Les jours de verglas de 1998 sont restés gravés dans la mémoire des Montérégiens et des citoyens de l’agglomération de Longueuil.

Ce qu’ils retiennent le plus, c’est le fracas des branches d’arbres qui se brisent sous le poids de la glace, le son des génératrices, les soupers aux chandelles, et surtout la solidarité entre tous.

Ce phénomène météorologique exceptionnel avait duré au total six semaines et son ampleur a eu des conséquences désastreuses sur le réseau électrique.

Le plus fort des précipitations de verglas a été entre le 5 et le 9 janvier et Saint-Hubert avait reçu 54 mm de pluie glaciale.

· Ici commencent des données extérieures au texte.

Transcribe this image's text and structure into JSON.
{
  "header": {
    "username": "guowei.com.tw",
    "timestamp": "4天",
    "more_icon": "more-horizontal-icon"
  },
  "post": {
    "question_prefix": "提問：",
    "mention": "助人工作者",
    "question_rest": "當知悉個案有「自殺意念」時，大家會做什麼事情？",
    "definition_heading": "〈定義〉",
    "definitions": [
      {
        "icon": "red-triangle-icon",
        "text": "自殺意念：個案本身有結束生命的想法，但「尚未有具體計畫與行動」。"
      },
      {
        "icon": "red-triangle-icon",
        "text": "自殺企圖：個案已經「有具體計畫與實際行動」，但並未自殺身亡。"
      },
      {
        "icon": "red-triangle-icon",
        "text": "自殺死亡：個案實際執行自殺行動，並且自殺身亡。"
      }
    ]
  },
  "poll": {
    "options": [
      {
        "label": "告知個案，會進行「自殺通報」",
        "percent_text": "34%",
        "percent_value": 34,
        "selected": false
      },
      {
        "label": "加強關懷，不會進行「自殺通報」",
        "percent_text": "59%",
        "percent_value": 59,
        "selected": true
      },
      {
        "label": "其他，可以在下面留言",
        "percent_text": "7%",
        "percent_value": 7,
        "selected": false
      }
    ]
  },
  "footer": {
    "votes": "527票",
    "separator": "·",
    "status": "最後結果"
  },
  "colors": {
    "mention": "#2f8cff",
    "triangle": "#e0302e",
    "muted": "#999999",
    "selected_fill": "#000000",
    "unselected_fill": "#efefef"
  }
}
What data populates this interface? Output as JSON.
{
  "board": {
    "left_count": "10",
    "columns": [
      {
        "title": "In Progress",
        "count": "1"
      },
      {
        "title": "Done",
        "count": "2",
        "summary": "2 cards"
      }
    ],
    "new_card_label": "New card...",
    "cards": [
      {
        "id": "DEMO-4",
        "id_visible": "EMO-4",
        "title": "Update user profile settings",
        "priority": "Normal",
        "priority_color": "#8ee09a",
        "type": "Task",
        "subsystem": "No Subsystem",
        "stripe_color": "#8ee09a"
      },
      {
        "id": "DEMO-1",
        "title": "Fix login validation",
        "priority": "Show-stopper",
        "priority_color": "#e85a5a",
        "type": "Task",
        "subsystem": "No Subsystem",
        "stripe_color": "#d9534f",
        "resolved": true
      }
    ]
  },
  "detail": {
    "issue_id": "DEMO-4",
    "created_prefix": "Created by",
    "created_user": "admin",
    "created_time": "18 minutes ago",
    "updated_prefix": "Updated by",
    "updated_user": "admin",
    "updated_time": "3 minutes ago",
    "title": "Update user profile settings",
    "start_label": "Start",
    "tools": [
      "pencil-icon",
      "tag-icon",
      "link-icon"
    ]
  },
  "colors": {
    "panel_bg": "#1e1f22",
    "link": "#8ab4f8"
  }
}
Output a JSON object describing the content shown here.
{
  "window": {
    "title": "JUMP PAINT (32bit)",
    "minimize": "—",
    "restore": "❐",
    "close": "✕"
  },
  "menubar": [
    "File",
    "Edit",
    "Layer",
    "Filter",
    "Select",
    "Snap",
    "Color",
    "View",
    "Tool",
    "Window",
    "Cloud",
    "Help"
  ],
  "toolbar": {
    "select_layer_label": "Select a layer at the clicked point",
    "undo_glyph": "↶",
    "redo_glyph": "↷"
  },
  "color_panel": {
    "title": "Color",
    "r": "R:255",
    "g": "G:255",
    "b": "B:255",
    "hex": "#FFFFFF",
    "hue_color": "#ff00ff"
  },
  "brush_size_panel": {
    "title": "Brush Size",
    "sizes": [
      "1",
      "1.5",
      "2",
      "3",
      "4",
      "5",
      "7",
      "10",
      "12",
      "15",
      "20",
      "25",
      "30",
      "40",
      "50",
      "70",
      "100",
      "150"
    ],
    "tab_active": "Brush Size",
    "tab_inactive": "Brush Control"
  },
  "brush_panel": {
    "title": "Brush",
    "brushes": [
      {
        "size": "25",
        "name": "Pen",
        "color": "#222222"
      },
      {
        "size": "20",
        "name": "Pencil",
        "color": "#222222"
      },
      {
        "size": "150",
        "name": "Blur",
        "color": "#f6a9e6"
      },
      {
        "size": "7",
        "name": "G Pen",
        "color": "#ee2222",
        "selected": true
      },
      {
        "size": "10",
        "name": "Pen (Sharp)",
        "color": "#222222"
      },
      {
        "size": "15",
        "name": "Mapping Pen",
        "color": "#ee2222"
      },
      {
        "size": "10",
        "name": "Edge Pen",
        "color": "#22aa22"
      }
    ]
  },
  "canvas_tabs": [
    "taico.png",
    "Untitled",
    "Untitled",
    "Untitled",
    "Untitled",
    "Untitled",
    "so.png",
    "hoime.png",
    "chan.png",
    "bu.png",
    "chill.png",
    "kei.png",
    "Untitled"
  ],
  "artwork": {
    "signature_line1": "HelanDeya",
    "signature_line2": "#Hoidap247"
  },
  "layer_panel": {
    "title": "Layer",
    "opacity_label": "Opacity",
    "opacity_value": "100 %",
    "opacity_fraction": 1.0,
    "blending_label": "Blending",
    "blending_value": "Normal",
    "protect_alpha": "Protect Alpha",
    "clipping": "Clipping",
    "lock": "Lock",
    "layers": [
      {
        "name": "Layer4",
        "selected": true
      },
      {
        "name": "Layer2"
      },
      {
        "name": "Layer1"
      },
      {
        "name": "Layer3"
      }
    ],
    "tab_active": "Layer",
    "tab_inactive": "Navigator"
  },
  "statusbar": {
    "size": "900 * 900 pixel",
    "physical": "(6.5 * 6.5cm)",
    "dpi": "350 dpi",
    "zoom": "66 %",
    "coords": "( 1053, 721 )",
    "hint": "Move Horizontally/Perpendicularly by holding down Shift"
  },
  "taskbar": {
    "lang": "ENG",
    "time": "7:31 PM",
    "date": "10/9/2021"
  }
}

La pluie a tombé sans cesse durant 80 heures, entre le 5 et le 10 janvier.

La pluie a provoqué l’effondrement de mille pylônes électriques et des dizaines de milliers de poteaux de distribution locale.

L’apogée du drame a été vécue le 10 janvier, alors que la moitié de la population du Québec était privée d’électricité.

Des édifices publics de Longueuil et de Brossard se sont transformés en lieux d’hébergement, dont la Place Longueuil, le Mail Champlain et le centre sportif du cégep Édouard-Montpetit.

L’ex-base de Saint-Hubert servait de point central pour la réception, le tri et la distribution de centaines de tonnes de victuailles.

Le secteur le plus touché par la crise a été surnommé le « triangle noir », formé par les villes de Saint-Jean-sur-Richelieu, de Granby et de Saint-Hyacinthe.

Le courant a été rétabli de façon définitive le 6 février avec l’aide de monteurs de lignes du Québec, du Manitoba et du Nouveau-Brunswick.